Un journal en ligne sur les questions urbaines à Liège
mercredi 11 juillet 2012
Illustration : MUFA

Analyse

Démocratie participative et enjeux territoriaux

Une réflexion sur les conditions de possibilité de la démocratie participative concernant l’urbanisme, la mobilité et l’aménagement du territoire.

11 juillet 2012 - par Mathilde Collin

En presque cinq années d’existence, l’asbl urbAgora a embrassé plusieurs dossiers de mobilité, d’urbanisme et aménagement du territoire dans l’agglomération liégeoise. Nous avons cherché des informations, nous les avons analysées, critiquées, et avons le plus souvent possible formulé des propositions et les avons relayées dans l’espace public via différent canaux. Notre action s’est cependant heurtée à de nombreux obstacles : mener une activité qui fait vivre la démocratie, c’est-à-dire avec comme objectifs de créer les conditions du débat et de permettre aux citoyens d’avoir prise sur les décisions qui les concernent en faisant entendre une voix constructive, propositionnelle, relève d’un vrai parcours de combattant, nécessitant énormément d’énergie, de disponibilité et de volonté.
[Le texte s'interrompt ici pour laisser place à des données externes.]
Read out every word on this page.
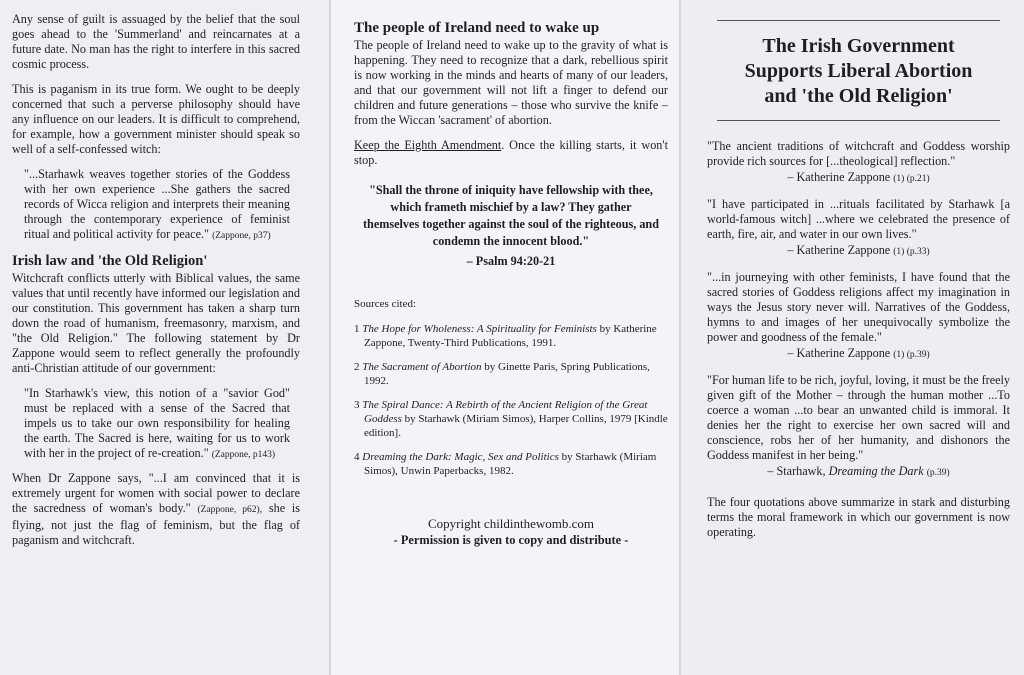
Any sense of guilt is assuaged by the belief that the soul goes ahead to the 'Summerland' and reincarnates at a future date. No man has the right to interfere in this sacred cosmic process.

This is paganism in its true form. We ought to be deeply concerned that such a perverse philosophy should have any influence on our leaders. It is difficult to comprehend, for example, how a government minister should speak so well of a self-confessed witch:

"...Starhawk weaves together stories of the Goddess with her own experience ...She gathers the sacred records of Wicca religion and interprets their meaning through the contemporary experience of feminist ritual and political activity for peace." (Zappone, p37)

Irish law and 'the Old Religion'

Witchcraft conflicts utterly with Biblical values, the same values that until recently have informed our legislation and our constitution. This government has taken a sharp turn down the road of humanism, freemasonry, marxism, and "the Old Religion." The following statement by Dr Zappone would seem to reflect generally the profoundly anti-Christian attitude of our government:

"In Starhawk's view, this notion of a "savior God" must be replaced with a sense of the Sacred that impels us to take our own responsibility for healing the earth. The Sacred is here, waiting for us to work with her in the project of re-creation." (Zappone, p143)

When Dr Zappone says, "...I am convinced that it is extremely urgent for women with social power to declare the sacredness of woman's body." (Zappone, p62), she is flying, not just the flag of feminism, but the flag of paganism and witchcraft.

The people of Ireland need to wake up

The people of Ireland need to wake up to the gravity of what is happening. They need to recognize that a dark, rebellious spirit is now working in the minds and hearts of many of our leaders, and that our government will not lift a finger to defend our children and future generations – those who survive the knife – from the Wiccan 'sacrament' of abortion.

Keep the Eighth Amendment. Once the killing starts, it won't stop.

"Shall the throne of iniquity have fellowship with thee, which frameth mischief by a law? They gather themselves together against the soul of the righteous, and condemn the innocent blood."

– Psalm 94:20-21

Sources cited:

1 The Hope for Wholeness: A Spirituality for Feminists by Katherine Zappone, Twenty-Third Publications, 1991.

2 The Sacrament of Abortion by Ginette Paris, Spring Publications, 1992.

3 The Spiral Dance: A Rebirth of the Ancient Religion of the Great Goddess by Starhawk (Miriam Simos), Harper Collins, 1979 [Kindle edition].

4 Dreaming the Dark: Magic, Sex and Politics by Starhawk (Miriam Simos), Unwin Paperbacks, 1982.

Copyright childinthewomb.com

- Permission is given to copy and distribute -

The Irish Government
Supports Liberal Abortion
and 'the Old Religion'

"The ancient traditions of witchcraft and Goddess worship provide rich sources for [...theological] reflection."

– Katherine Zappone (1) (p.21)

"I have participated in ...rituals facilitated by Starhawk [a world-famous witch] ...where we celebrated the presence of earth, fire, air, and water in our own lives."

– Katherine Zappone (1) (p.33)

"...in journeying with other feminists, I have found that the sacred stories of Goddess religions affect my imagination in ways the Jesus story never will. Narratives of the Goddess, hymns to and images of her unequivocally symbolize the power and goodness of the female."

– Katherine Zappone (1) (p.39)

"For human life to be rich, joyful, loving, it must be the freely given gift of the Mother – through the human mother ...To coerce a woman ...to bear an unwanted child is immoral. It denies her the right to exercise her own sacred will and conscience, robs her of her humanity, and dishonors the Goddess manifest in her being."

– Starhawk, Dreaming the Dark (p.39)

The four quotations above summarize in stark and disturbing terms the moral framework in which our government is now operating.
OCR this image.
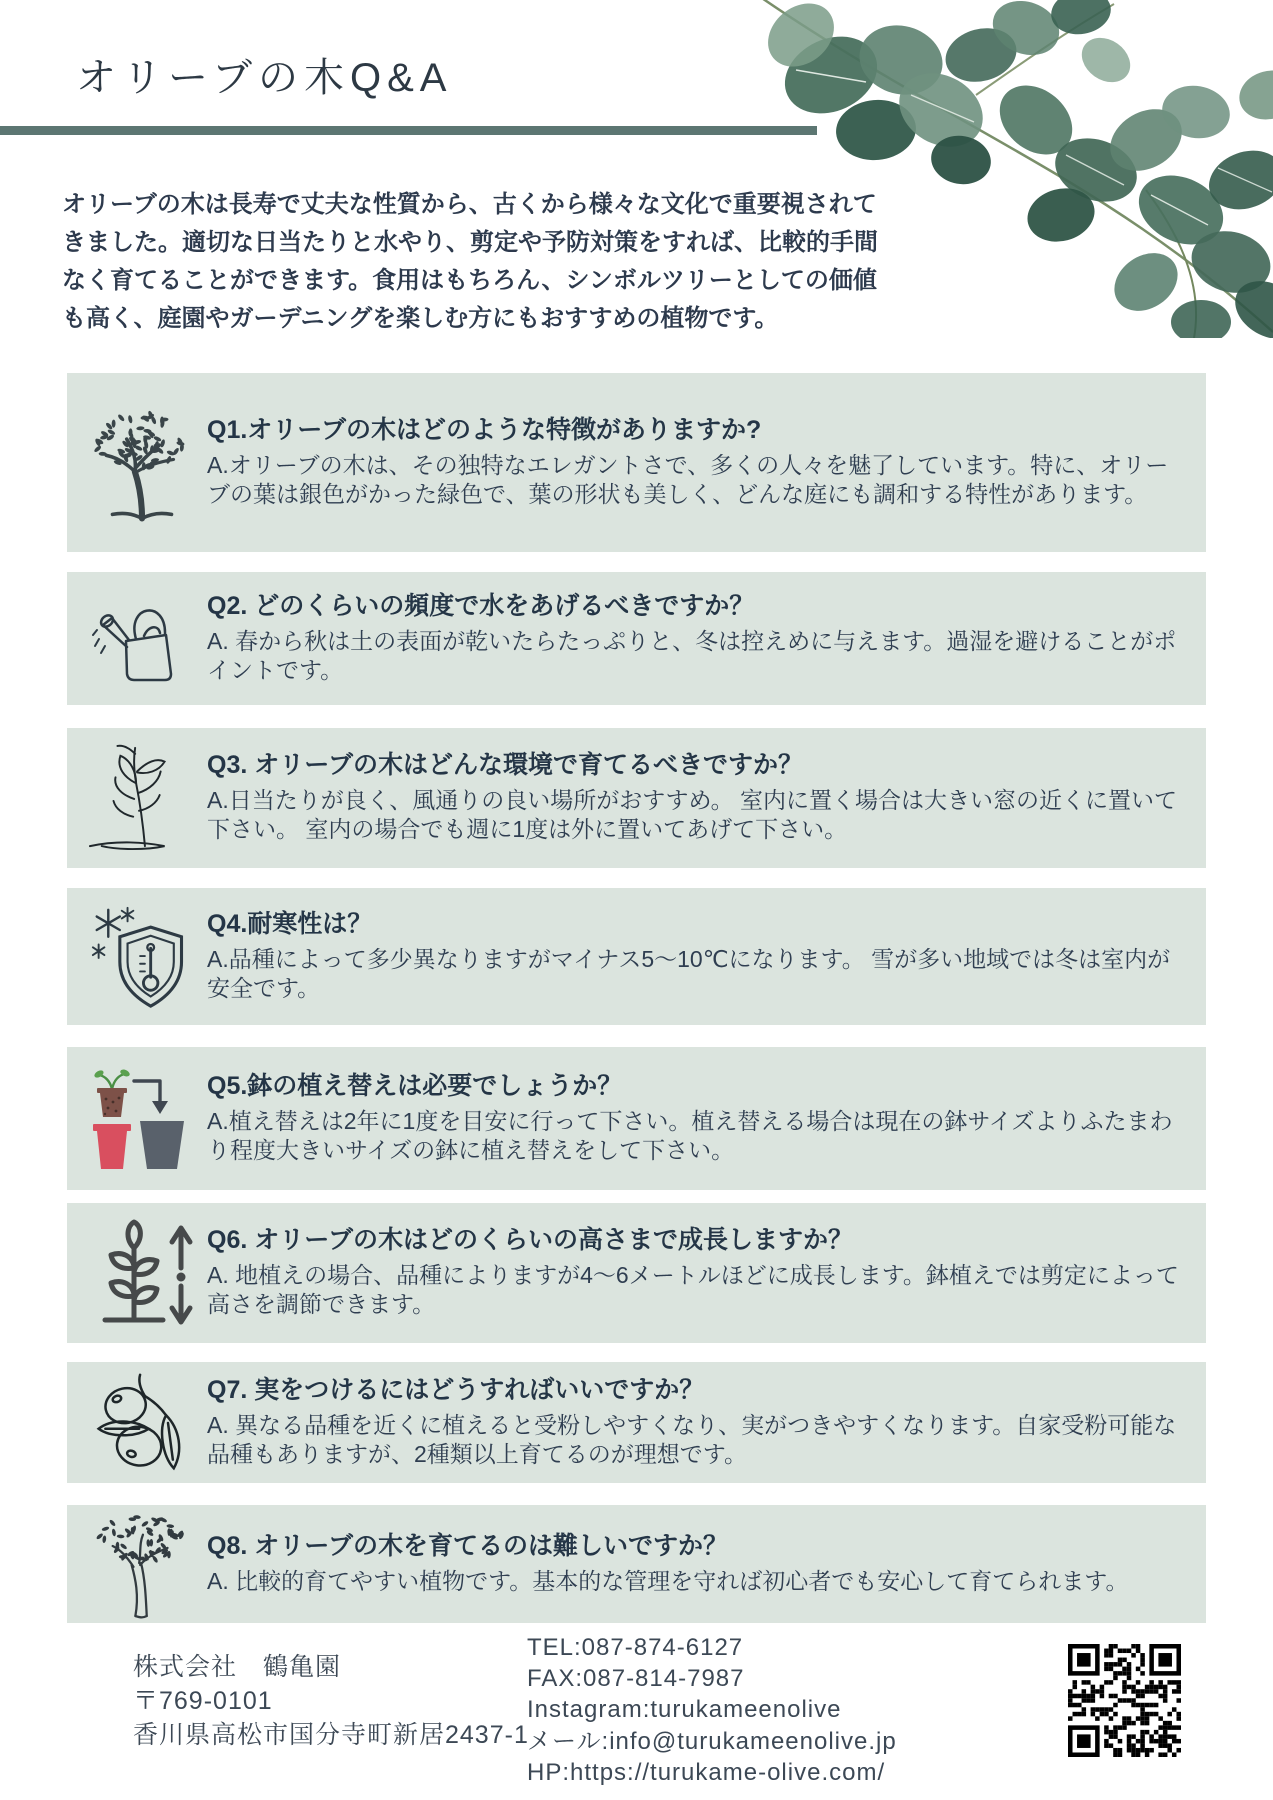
オリーブの木Q&A

オリーブの木は長寿で丈夫な性質から、古くから様々な文化で重要視されてきました。適切な日当たりと水やり、剪定や予防対策をすれば、比較的手間なく育てることができます。食用はもちろん、シンボルツリーとしての価値も高く、庭園やガーデニングを楽しむ方にもおすすめの植物です。

Q1.オリーブの木はどのような特徴がありますか?

A.オリーブの木は、その独特なエレガントさで、多くの人々を魅了しています。特に、オリーブの葉は銀色がかった緑色で、葉の形状も美しく、どんな庭にも調和する特性があります。

Q2. どのくらいの頻度で水をあげるべきですか？

A. 春から秋は土の表面が乾いたらたっぷりと、冬は控えめに与えます。過湿を避けることがポイントです。

Q3. オリーブの木はどんな環境で育てるべきですか？

A.日当たりが良く、風通りの良い場所がおすすめ。 室内に置く場合は大きい窓の近くに置いて下さい。 室内の場合でも週に1度は外に置いてあげて下さい。

Q4.耐寒性は？

A.品種によって多少異なりますがマイナス5～10℃になります。 雪が多い地域では冬は室内が安全です。

Q5.鉢の植え替えは必要でしょうか？

A.植え替えは2年に1度を目安に行って下さい。植え替える場合は現在の鉢サイズよりふたまわり程度大きいサイズの鉢に植え替えをして下さい。

Q6. オリーブの木はどのくらいの高さまで成長しますか？

A. 地植えの場合、品種によりますが4〜6メートルほどに成長します。鉢植えでは剪定によって高さを調節できます。

Q7. 実をつけるにはどうすればいいですか？

A. 異なる品種を近くに植えると受粉しやすくなり、実がつきやすくなります。自家受粉可能な品種もありますが、2種類以上育てるのが理想です。

Q8. オリーブの木を育てるのは難しいですか？

A. 比較的育てやすい植物です。基本的な管理を守れば初心者でも安心して育てられます。

株式会社　鶴亀園
〒769-0101
香川県高松市国分寺町新居2437-1
TEL:087-874-6127
FAX:087-814-7987
Instagram:turukameenolive
メール:info@turukameenolive.jp
HP:https://turukame-olive.com/
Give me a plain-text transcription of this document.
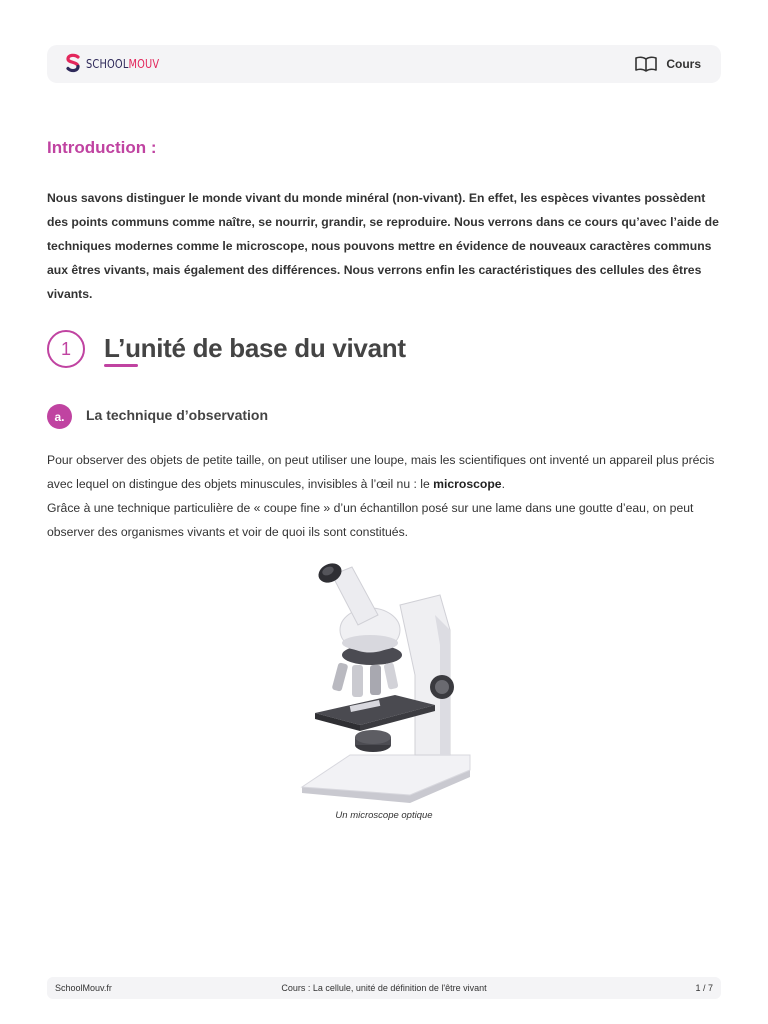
SCHOOLMOUV	Cours
Introduction :

Nous savons distinguer le monde vivant du monde minéral (non-vivant). En effet, les espèces vivantes possèdent des points communs comme naître, se nourrir, grandir, se reproduire. Nous verrons dans ce cours qu’avec l’aide de techniques modernes comme le microscope, nous pouvons mettre en évidence de nouveaux caractères communs aux êtres vivants, mais également des différences. Nous verrons enfin les caractéristiques des cellules des êtres vivants.

1 L’unité de base du vivant
a. La technique d’observation

Pour observer des objets de petite taille, on peut utiliser une loupe, mais les scientifiques ont inventé un appareil plus précis avec lequel on distingue des objets minuscules, invisibles à l’œil nu : le microscope.
Grâce à une technique particulière de « coupe fine » d’un échantillon posé sur une lame dans une goutte d’eau, on peut observer des organismes vivants et voir de quoi ils sont constitués.

Un microscope optique
SchoolMouv.fr	Cours : La cellule, unité de définition de l'être vivant	1 / 7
Les lacunes viennent à la fois des différents structures institutionnelles — nous nous sommes confrontés aux pouvoirs communal, régional et fédéral —, de leur (manque de) coordination et de la population elle-même.

Sans prétendre à l’exhaustivité, voici cinq principes et réflexions qui méritent d’être soumis au débat public. Nous avons consciemment évité les revendications désincarnées ou valables pour l’ensemble de la vie démocratique en général et déjà souvent exprimées par d’autres associations ou partis politiques. Cela ne signifie pas que nous n’y adhérons pas. Nous avons simplement souhaité apporter une contribution originale, basée sur des expériences vécues, précises, concrètes. En indiquant à chaque fois comment notre association prend des initiatives pour améliorer au mieux l’exercice de son objet démocratique.

Nous avons également évité d’entrer dans des débats techniques, par exemple sur les droits d’auteur des auteurs de projets, l’opacité des règles ou encore la révision de procédures déjà existantes telles que les enquêtes publiques ou le fonctionnement de certaines commissions. Mais notre association s’en préoccupe et nous espérons qu’elle sera en mesure de porter dans les prochains mois des revendications plus précises.

Enfin, précisons qu’un certain nombre de dispositifs de participation citoyenne existent et fonctionnent tant bien que mal. Le nouveau code de la démocratie locale et de la décentralisation en instaure de nouveaux, même s’ils ne sont pas encore traduits dans tous les règlements communaux. Nous n’arrivons donc pas en terrain vierge.

1. Accès aux informations

Sans surprise dira-t-on, le premier obstacle à l’intervention citoyenne est l’accès à l’information.

La presse

La presse joue bien entendu un rôle fondamental, mais son rôle se réduit de plus en plus à relayer des informations volontairement portées à la connaissance du public par les autorités, c’est-à-dire bien souvent en aval des prises de décision. Néanmoins, une veille médiatique spécifique permet de repérer des enjeux, d’identifier certains acteurs et leurs intentions. Cette source est souvent négligée. Lire des articles de presse et en comprendre tous les enjeux nécessite aussi une bonne connaissance des rouages institutionnels, des compétences de chaque niveau de pouvoir, des différentes casquettes portées par les acteurs cités. Ces éléments sont souvent « supposés connus ».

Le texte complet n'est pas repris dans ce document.